Bug 190188 - Add retry for test groups with failed build requests.
Summary: Add retry for test groups with failed build requests.
Status: RESOLVED FIXED
Alias: None
Product: WebKit
Classification: Unclassified
Component: New Bugs (show other bugs)
Version: WebKit Nightly Build
Hardware: Unspecified Unspecified
: P2 Normal
Assignee: Nobody
URL:
Keywords: InRadar
Depends on:
Blocks:
 
Reported: 2018-10-01 23:52 PDT by dewei_zhu
Modified: 2018-10-08 11:40 PDT (History)
2 users (show)

See Also:


Attachments
Patch (51.25 KB, patch)
2018-10-02 00:56 PDT, dewei_zhu
no flags Details | Formatted Diff | Diff
Patch (63.64 KB, patch)
2018-10-03 00:49 PDT, dewei_zhu
no flags Details | Formatted Diff | Diff
Patch (67.79 KB, patch)
2018-10-03 20:56 PDT, dewei_zhu
rniwa: review+
Details | Formatted Diff | Diff

Note You need to log in before you can comment on or make changes to this bug.
Description dewei_zhu 2018-10-01 23:52:24 PDT
Add retry for test groups with failed build requests.
Comment 1 dewei_zhu 2018-10-02 00:56:45 PDT
Created attachment 351353 [details]
Patch
Comment 2 Ryosuke Niwa 2018-10-02 01:34:24 PDT
Comment on attachment 351353 [details]
Patch

View in context: https://bugs.webkit.org/attachment.cgi?id=351353&action=review

> Websites/perf.webkit.org/ChangeLog:18
> +                ADD COLUMN testgroup_expected_successful_build_requests integer DEFAULT NULL,
> +                ADD COLUMN testgroup_may_need_additional_build_requests boolean DEFAULT FALSE;

These names are too long. How about just: testgroup_iteration_count & testgroup_may_need_more_requests.
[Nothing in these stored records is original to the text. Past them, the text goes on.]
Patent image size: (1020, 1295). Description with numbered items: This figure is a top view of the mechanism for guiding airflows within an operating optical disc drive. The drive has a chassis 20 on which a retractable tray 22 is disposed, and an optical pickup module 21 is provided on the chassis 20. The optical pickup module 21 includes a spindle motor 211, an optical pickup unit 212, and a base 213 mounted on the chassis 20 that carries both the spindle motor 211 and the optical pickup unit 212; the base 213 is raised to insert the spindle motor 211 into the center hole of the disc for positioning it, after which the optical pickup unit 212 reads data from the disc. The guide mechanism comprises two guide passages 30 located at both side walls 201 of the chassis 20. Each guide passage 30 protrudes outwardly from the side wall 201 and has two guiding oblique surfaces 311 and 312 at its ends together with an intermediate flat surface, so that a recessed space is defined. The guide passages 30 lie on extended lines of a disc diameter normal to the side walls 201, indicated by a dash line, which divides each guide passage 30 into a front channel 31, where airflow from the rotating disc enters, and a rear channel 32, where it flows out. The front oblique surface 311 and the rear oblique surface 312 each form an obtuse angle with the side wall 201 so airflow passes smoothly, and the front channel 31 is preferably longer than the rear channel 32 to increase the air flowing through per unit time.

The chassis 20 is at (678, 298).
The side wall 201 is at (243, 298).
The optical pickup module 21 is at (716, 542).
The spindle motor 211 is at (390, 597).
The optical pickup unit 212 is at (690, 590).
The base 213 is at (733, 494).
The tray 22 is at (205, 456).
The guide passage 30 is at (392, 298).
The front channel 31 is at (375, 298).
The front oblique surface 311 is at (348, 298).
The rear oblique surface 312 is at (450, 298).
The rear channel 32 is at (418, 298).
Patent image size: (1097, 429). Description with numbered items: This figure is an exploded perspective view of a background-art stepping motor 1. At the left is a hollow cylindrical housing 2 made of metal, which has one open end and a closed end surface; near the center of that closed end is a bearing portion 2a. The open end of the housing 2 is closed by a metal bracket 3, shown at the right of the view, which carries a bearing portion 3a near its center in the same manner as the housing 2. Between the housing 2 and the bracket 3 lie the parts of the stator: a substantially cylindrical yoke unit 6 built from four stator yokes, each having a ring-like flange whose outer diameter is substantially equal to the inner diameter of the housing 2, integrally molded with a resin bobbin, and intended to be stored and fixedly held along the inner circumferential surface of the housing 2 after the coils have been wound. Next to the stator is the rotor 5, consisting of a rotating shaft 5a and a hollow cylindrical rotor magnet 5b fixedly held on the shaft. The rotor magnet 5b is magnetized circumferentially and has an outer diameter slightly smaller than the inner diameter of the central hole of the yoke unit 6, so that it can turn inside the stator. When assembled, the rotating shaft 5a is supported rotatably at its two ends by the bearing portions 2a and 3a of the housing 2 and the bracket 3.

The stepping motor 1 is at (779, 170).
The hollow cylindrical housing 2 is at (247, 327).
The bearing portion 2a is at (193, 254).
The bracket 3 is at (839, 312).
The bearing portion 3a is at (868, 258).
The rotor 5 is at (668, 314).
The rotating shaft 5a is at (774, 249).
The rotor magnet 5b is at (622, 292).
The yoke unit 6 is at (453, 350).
> Websites/perf.webkit.org/public/api/build-requests.php:77
> +    if (count($test_groups_may_need_additional_build_requests))
> +        $db->query('UPDATE analysis_test_groups SET testgroup_may_need_additional_build_requests = TRUE WHERE testgroup_id = ANY($1)',
> +            array('{' . implode(',', array_keys($test_groups_may_need_additional_build_requests)) . '}'));

I don't think we need to coerce queries like this.
Just issue a SQL query per build request.
We can certainly have a map which stores the set of test groups we've already set this flag.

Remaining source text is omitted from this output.